Pra ele felicidade dá no mesmo que viver na singeleza do singelo. Trabalho nunca lhe meteu medo. Ama de montão uma enxada. Das grandes se gaba ele. Tem pela foice um caso de amor de verdade. Dizem, nas cercanias sem cercas, que desde que sua amada esposa faleceu, ele dorme grudado a uma foice das maiores. Não faz amor com ela, mas por ela tem verdadeira adoração.
Seu Zé Antonho coleciona calos nas mãos cascorentas. Naquela tez tostada pelo sol quase não se vê rugas ou expressão de cansaço.
“Canso-me sim. De ficar a toa”. Filosofa ele sem nada entender de filosofia.
Zé Antonho, em tempos recentes, tem sido vítima de pertinaz enfermidade.

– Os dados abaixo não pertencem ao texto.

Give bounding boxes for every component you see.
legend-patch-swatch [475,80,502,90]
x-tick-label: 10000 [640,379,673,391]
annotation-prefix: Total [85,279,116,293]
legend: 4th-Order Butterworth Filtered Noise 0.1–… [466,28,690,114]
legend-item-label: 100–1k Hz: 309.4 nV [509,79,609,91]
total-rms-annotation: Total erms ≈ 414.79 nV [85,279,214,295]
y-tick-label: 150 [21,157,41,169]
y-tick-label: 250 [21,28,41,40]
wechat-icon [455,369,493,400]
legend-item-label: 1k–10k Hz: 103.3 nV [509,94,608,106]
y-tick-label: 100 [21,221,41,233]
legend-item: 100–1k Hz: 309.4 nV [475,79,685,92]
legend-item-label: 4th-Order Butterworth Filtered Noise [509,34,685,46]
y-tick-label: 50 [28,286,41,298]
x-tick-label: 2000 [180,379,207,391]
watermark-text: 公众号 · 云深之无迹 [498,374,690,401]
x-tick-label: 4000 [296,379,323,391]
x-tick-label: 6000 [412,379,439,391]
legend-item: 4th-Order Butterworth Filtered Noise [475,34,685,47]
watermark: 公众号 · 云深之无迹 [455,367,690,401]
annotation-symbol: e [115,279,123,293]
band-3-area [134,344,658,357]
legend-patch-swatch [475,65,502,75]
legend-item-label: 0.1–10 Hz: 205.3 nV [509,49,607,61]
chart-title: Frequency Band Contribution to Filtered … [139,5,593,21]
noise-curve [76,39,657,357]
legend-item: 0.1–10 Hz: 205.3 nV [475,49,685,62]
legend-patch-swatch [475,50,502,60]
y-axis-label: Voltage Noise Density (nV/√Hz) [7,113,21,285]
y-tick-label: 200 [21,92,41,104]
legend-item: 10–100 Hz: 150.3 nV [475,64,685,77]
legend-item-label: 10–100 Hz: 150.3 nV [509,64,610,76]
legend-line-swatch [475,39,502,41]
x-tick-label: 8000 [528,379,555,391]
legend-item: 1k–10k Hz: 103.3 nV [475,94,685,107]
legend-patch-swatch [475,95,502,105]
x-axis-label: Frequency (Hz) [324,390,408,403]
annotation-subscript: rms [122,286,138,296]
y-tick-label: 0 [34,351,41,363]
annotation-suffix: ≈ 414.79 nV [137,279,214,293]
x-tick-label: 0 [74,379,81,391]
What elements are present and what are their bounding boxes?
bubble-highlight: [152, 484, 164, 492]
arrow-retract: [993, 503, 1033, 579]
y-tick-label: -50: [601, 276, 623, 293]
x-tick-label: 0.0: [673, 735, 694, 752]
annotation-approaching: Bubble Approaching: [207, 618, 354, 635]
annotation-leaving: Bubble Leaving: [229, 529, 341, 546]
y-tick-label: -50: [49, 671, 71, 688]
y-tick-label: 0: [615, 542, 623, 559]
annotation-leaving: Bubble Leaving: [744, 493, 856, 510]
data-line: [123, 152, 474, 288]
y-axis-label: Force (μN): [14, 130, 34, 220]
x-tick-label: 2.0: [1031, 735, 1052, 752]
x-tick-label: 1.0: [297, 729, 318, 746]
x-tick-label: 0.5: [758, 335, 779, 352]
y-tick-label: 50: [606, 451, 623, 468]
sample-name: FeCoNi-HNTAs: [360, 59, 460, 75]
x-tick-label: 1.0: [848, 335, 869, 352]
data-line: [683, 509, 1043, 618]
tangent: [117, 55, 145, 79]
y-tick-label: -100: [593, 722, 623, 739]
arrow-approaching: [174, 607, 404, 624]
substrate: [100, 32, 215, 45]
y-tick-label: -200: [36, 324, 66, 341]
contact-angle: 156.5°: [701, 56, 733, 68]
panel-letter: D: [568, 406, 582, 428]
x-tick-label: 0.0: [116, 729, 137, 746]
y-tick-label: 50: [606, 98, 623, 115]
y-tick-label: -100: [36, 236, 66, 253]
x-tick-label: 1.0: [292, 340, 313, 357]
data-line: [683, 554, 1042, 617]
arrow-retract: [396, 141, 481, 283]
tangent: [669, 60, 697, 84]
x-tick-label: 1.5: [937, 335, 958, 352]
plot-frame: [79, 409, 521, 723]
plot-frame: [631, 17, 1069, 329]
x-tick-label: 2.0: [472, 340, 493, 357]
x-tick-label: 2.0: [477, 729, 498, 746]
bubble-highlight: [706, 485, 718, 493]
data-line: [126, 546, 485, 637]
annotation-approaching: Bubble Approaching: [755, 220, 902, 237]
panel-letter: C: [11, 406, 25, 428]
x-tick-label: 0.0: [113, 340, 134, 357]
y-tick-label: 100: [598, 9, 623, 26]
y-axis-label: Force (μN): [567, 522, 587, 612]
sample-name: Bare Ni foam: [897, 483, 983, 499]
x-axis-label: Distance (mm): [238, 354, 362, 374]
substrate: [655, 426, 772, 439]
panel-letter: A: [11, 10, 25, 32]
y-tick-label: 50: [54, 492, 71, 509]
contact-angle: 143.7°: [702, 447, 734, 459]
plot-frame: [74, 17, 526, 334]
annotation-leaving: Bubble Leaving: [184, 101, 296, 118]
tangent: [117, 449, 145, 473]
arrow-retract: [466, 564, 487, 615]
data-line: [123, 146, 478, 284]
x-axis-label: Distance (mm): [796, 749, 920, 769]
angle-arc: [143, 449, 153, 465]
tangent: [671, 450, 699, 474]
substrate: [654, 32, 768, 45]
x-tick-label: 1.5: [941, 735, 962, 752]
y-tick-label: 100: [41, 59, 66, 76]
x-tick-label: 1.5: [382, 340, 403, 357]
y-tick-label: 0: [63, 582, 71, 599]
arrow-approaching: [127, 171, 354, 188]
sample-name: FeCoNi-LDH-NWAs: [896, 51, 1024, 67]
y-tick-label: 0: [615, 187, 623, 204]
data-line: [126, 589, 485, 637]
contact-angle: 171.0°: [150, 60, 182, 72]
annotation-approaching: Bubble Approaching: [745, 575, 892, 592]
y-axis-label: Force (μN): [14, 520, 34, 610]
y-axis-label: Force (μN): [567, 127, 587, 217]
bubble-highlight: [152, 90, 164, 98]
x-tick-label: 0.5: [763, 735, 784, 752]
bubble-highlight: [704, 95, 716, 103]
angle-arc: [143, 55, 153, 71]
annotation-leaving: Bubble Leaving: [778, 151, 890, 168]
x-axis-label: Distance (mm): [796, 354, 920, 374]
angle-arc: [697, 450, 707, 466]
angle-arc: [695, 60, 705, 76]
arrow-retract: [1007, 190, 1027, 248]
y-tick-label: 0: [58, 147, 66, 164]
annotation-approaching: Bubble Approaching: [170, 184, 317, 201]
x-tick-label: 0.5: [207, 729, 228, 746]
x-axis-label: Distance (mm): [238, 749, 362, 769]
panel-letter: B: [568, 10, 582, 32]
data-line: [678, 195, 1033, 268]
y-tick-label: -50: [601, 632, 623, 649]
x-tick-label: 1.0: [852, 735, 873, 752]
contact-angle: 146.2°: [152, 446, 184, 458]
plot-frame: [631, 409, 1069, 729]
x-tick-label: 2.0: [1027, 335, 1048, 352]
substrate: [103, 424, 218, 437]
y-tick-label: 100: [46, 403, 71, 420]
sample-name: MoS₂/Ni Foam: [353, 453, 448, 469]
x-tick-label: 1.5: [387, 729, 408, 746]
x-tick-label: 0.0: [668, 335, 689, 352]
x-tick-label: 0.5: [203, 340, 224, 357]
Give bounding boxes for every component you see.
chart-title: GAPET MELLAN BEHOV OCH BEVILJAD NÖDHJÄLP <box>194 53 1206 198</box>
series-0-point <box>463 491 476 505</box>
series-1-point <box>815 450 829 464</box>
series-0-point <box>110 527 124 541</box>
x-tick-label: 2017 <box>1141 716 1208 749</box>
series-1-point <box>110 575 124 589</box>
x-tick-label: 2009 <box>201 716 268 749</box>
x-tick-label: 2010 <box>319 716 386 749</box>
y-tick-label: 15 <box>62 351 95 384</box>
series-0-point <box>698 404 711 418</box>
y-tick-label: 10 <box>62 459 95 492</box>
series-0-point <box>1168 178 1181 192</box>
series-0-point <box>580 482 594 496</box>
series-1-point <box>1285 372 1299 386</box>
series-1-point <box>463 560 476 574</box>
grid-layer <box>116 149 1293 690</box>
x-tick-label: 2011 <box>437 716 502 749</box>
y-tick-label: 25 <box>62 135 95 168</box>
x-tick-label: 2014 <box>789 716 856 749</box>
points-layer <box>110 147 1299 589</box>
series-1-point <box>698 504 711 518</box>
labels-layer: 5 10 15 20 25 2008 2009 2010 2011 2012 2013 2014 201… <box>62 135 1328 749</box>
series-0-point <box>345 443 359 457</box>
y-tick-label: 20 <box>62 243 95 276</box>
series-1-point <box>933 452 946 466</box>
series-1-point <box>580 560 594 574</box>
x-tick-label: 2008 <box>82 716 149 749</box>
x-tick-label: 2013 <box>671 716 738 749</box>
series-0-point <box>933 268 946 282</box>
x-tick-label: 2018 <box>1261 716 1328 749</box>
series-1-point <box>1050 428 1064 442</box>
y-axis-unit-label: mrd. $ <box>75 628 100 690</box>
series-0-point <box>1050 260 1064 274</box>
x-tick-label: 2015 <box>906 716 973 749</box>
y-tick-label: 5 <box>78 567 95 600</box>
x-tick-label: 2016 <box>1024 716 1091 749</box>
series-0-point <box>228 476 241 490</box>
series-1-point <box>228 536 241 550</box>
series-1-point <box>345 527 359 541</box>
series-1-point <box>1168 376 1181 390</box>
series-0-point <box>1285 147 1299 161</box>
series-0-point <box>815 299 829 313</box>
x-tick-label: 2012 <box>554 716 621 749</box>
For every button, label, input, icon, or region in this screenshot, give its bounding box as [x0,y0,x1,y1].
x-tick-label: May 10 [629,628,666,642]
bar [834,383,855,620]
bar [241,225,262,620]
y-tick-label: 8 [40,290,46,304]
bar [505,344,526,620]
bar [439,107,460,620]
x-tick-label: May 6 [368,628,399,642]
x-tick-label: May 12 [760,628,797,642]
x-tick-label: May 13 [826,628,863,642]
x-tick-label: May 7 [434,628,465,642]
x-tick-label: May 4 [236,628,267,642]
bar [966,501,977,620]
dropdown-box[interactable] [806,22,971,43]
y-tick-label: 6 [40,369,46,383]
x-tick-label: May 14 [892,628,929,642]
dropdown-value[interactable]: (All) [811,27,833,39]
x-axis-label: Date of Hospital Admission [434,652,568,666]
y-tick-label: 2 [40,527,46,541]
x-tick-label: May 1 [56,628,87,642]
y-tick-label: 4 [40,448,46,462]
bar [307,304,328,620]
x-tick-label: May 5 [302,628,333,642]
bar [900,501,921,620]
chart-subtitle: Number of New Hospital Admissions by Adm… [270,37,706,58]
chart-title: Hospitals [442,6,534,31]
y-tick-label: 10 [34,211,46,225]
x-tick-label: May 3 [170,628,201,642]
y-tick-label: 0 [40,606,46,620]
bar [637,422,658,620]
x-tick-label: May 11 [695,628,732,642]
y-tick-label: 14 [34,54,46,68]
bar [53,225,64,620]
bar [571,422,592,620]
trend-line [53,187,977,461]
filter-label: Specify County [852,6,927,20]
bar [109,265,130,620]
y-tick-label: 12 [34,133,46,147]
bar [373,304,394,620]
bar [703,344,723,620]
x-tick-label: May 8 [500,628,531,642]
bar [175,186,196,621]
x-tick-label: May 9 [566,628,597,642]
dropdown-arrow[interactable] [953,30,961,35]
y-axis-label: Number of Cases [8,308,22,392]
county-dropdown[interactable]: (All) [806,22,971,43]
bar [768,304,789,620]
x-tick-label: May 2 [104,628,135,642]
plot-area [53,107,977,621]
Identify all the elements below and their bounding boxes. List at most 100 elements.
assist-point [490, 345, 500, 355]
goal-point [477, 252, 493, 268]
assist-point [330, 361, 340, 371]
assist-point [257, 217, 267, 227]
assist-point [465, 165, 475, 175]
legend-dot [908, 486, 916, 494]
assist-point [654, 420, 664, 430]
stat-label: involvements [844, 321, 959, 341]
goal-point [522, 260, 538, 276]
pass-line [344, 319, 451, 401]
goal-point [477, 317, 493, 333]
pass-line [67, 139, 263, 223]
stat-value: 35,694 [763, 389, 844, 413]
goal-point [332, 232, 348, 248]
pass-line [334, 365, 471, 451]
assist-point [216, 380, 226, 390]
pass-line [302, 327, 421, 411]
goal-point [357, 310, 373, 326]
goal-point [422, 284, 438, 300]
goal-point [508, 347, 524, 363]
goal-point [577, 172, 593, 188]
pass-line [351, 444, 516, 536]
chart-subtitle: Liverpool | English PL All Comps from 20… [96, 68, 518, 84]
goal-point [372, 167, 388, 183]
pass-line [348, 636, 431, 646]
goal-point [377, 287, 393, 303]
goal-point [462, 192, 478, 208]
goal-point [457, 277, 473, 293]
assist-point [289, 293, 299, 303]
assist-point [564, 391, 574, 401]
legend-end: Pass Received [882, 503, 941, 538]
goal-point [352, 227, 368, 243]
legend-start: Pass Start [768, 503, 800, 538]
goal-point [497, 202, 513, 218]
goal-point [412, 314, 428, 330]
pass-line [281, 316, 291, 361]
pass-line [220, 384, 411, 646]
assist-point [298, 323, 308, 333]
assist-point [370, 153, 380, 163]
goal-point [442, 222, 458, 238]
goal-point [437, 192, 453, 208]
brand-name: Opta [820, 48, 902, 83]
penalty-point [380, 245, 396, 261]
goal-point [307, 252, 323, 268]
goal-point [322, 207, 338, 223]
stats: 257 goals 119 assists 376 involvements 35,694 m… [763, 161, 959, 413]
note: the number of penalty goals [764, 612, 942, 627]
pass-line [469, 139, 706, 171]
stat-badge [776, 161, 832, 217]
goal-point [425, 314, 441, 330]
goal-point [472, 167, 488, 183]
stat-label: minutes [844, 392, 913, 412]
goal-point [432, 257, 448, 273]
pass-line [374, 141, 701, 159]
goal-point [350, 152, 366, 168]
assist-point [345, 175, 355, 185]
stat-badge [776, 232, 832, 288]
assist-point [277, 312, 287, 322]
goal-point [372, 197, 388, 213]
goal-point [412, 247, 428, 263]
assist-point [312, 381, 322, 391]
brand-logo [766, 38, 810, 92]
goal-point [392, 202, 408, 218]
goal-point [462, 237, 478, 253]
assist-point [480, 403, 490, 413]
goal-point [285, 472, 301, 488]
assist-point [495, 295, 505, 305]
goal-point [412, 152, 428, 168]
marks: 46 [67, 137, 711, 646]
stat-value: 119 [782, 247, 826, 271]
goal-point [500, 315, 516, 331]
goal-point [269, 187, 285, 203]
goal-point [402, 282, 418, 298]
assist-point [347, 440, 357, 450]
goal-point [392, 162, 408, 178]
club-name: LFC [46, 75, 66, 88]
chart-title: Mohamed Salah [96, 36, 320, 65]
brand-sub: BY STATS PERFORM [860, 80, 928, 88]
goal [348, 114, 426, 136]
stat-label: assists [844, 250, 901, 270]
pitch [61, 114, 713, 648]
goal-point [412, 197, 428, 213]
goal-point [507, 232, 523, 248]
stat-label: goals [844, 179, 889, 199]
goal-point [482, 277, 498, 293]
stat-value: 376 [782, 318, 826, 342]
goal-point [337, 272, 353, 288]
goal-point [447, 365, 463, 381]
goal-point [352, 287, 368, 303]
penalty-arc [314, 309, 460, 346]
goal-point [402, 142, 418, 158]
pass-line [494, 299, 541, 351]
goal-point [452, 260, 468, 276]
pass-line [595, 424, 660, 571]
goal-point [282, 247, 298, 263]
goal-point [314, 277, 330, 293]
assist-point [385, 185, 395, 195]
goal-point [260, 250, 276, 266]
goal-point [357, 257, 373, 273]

Já lhe fiz uma visita quando ele esteve internado aqui pertinho na Santa Casa. Mas ele de pronto se restabeleceu.
Nos fundos de sua morada ainda tem um montão de pés de jabuticaba. Lembro-me de quando as degustei. Bananeiras ali nascem aos montes. Amizades genuínas também ali vicejam.
Todos que o conhecem o tem em alta estima. Creio que Zé Antonho não tem desafetos. Quem não gosta de uma pessoinha como aquela não gosta de si mesmo.
Faz tempo que não o tenho visto assentado naquela laje de pedra dura. Tem me preocupado a saúde do amigo Zé Antonho.
No dia de ontem soube da notícia do seu paradeiro.
Já era noite.
Ao olhar pro alto. Olhando as estrelas. Notei que uma delas sorria pra mim.
Era uma estrelinha de raro brilho. Nem tanto grandona como as outras. E nem tão pequenina que ofuscasse o brilho de suas irmãs.
Tentei olhar pra ela usando um binóculo. Era uma noite bem escura.
Prestes a fechar os olhos, tontos de sono. Ao admirar aquela estrela que pensava ser uma novinha. Recentemente inserida entre as demais.
Dela ouvi uma expressão velha conhecida.
“Ah é!”
Não tive dúvidas.
Aquela estrelinha sorridente era meu amigo Zé Antonho. Que tão logo faleceu subiu direto aos céus. E agora brilha com seu brilho singelo. A ser admirada aqui de baixo. Como uma pessoinha boa que era.